The world has just seven years left to reach the internationally-agreed Millennium Development Goals (MDGs), including the overarching goal of cutting extreme poverty in half by 2015. While additional financial resources will be essential to reaching these targets, success will ultimately hinge on how able people, organizations and societies are to transform their lives for the better.
For local authorities in the aftermath of conflict, societies struggling to meet rising food prices or states dependant on highly volatile commodity markets, effective change can be one of the hardest things to get right as the capacity to change is often limited. Without sufficient capacity like effective leadership and succession planning, aid coordination and financial management skills, a functioning civil service, a skilled labour force or an environment conducive to business countries lack the foundations on which to plan, implement and evaluate their development strategies. Capacity development works to strengthen this foundation.

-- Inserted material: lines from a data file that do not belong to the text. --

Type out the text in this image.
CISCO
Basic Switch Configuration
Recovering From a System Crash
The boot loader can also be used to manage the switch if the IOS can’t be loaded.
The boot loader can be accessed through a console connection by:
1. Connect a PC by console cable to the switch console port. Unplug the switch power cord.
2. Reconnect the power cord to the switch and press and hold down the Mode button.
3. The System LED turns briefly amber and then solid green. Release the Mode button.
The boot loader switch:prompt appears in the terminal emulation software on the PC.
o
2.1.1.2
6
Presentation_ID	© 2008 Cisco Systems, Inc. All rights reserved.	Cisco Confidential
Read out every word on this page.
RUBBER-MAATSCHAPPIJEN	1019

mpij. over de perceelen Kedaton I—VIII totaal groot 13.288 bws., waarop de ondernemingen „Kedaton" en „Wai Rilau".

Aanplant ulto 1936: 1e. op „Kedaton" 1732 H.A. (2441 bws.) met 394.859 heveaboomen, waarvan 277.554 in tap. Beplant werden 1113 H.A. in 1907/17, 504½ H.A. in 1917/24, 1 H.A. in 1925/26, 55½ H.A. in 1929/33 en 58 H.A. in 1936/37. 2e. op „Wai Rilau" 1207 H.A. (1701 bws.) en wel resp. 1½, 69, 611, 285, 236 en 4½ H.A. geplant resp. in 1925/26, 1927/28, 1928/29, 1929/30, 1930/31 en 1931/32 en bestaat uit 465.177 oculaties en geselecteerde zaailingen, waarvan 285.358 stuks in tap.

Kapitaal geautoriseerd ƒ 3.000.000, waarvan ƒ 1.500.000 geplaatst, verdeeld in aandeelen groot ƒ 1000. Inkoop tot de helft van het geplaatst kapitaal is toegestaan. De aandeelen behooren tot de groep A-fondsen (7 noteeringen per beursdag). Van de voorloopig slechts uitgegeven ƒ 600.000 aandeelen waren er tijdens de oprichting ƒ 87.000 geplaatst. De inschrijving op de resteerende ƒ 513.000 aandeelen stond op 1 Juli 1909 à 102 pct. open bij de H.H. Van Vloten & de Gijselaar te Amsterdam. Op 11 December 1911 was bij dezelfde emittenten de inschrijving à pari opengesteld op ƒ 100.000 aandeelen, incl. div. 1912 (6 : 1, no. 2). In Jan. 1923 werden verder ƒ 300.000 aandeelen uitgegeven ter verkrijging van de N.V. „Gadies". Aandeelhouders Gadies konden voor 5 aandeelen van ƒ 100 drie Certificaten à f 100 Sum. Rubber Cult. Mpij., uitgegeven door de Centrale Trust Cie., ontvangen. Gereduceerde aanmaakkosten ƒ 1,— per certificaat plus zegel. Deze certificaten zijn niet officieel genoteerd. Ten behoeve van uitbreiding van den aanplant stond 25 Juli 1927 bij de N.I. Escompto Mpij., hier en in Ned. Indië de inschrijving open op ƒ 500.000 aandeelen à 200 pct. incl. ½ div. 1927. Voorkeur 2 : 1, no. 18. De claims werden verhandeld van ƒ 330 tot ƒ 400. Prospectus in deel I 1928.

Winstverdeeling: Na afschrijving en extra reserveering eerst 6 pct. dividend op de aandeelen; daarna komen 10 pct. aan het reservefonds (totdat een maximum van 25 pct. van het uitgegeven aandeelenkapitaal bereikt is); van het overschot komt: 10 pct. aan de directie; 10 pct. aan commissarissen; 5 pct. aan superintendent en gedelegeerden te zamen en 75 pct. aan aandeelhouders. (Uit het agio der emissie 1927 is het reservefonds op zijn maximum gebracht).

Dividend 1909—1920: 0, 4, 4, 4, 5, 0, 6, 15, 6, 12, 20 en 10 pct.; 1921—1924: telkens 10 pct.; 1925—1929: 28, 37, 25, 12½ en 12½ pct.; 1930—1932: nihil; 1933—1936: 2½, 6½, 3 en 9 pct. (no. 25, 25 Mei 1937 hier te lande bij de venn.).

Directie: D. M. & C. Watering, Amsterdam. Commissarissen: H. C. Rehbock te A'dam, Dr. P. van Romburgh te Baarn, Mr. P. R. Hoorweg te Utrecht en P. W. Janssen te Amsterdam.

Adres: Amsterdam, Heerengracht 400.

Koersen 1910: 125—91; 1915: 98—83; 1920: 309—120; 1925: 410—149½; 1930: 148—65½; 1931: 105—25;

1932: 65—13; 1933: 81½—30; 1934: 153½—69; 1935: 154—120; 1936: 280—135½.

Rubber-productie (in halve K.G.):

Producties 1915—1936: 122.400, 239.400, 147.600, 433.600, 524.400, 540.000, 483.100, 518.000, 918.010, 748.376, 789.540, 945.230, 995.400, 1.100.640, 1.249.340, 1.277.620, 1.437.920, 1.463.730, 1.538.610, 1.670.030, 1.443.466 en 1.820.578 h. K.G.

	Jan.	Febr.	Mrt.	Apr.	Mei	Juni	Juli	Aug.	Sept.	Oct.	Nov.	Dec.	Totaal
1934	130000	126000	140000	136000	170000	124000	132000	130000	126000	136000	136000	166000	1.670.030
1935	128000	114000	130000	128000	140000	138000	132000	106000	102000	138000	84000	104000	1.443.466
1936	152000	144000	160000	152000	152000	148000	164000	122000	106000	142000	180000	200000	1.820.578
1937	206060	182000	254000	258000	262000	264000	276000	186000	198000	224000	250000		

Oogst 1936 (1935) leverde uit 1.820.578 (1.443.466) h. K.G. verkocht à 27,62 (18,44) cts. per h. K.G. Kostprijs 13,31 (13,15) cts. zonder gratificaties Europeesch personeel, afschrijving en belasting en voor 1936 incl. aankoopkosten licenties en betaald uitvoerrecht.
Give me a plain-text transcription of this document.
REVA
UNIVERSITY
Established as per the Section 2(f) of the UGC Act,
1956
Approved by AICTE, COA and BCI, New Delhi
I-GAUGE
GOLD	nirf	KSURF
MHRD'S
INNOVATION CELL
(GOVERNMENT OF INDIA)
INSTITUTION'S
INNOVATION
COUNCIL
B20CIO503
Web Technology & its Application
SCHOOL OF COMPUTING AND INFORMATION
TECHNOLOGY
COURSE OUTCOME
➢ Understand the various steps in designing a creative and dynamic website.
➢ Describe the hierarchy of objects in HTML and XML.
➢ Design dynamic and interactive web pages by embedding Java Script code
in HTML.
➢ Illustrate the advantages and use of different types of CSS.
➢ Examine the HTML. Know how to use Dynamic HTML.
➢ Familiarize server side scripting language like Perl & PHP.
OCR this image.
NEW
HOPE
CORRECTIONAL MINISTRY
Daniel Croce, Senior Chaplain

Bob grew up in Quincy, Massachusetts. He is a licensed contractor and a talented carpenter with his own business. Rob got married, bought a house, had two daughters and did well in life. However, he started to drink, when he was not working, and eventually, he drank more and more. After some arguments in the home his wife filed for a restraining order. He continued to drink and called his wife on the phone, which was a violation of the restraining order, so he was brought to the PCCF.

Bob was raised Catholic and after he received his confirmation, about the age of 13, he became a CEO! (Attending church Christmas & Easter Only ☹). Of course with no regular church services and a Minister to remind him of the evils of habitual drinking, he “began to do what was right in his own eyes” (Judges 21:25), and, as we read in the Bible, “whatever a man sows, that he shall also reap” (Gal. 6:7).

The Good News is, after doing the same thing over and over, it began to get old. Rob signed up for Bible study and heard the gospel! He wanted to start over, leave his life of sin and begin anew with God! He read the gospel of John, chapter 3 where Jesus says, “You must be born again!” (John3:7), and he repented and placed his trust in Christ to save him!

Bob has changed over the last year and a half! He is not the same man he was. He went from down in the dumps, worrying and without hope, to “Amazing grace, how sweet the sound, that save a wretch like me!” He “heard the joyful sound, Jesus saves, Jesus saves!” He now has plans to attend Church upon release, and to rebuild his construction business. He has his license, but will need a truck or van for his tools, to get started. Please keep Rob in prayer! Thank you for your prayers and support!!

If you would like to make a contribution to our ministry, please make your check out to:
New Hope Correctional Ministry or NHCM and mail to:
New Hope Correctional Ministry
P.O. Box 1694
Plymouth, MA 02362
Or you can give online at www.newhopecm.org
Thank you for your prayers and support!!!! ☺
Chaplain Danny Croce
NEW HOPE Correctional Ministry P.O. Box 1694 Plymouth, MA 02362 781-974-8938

If human development is the 'what' of UNDP's mandate, then capacity development is essentially the 'how'. UNDP works with national governments to identify what capacity exists in terms of skills, knowledge, institutions and relationships. Driven by the priorities of the country in question, it looks as how to retain what is there, what can be improved upon, where the gaps are and how to fill them, so that the countries' human development strategies can move from aspiration to implementation.
UNDP South Africa provides technical and policy support to address the shortage of skills, the misapplication of resources, corruption through the development of models of system approaches that can be applied to effectively align skills and resources. This entails the following:
- UNDP South Africa utilises the capacity of UN volunteers and national volunteers as a short-term measure to catalyse capacity in existing structures.
- UNDP provides expertise to create mechanisms that can most effectively bring in targeted competencies and develop frameworks that harmonise training for sustainability with delivery impact.
- UNDP provides technical support for accelerating the learning curve for sustainability across all three tiers of government and to tailor responses for specific contexts.
- Working collaboratively with DPSA (SAMDI), DBSA and UNDP-SACI designing effective models of service delivery for sharing in the region. UNDP also work with DPSA to develop innovative and responsive human capital support strategies for enhanced impact and sustainability, as well as promote through available expertise the systems dynamics approach that looks at holistic, multidisciplinary solutions to delivery issues and seeks to apply and up-scale them both nationally and regionally.
- Promote knowledge sharing and policy development initiatives within the context of IBSA's South-South cooperation agenda, particularly through the sharing of trade and development experiences and to work with research institutions such as UNDP's International Poverty Centre to develop regional interventions.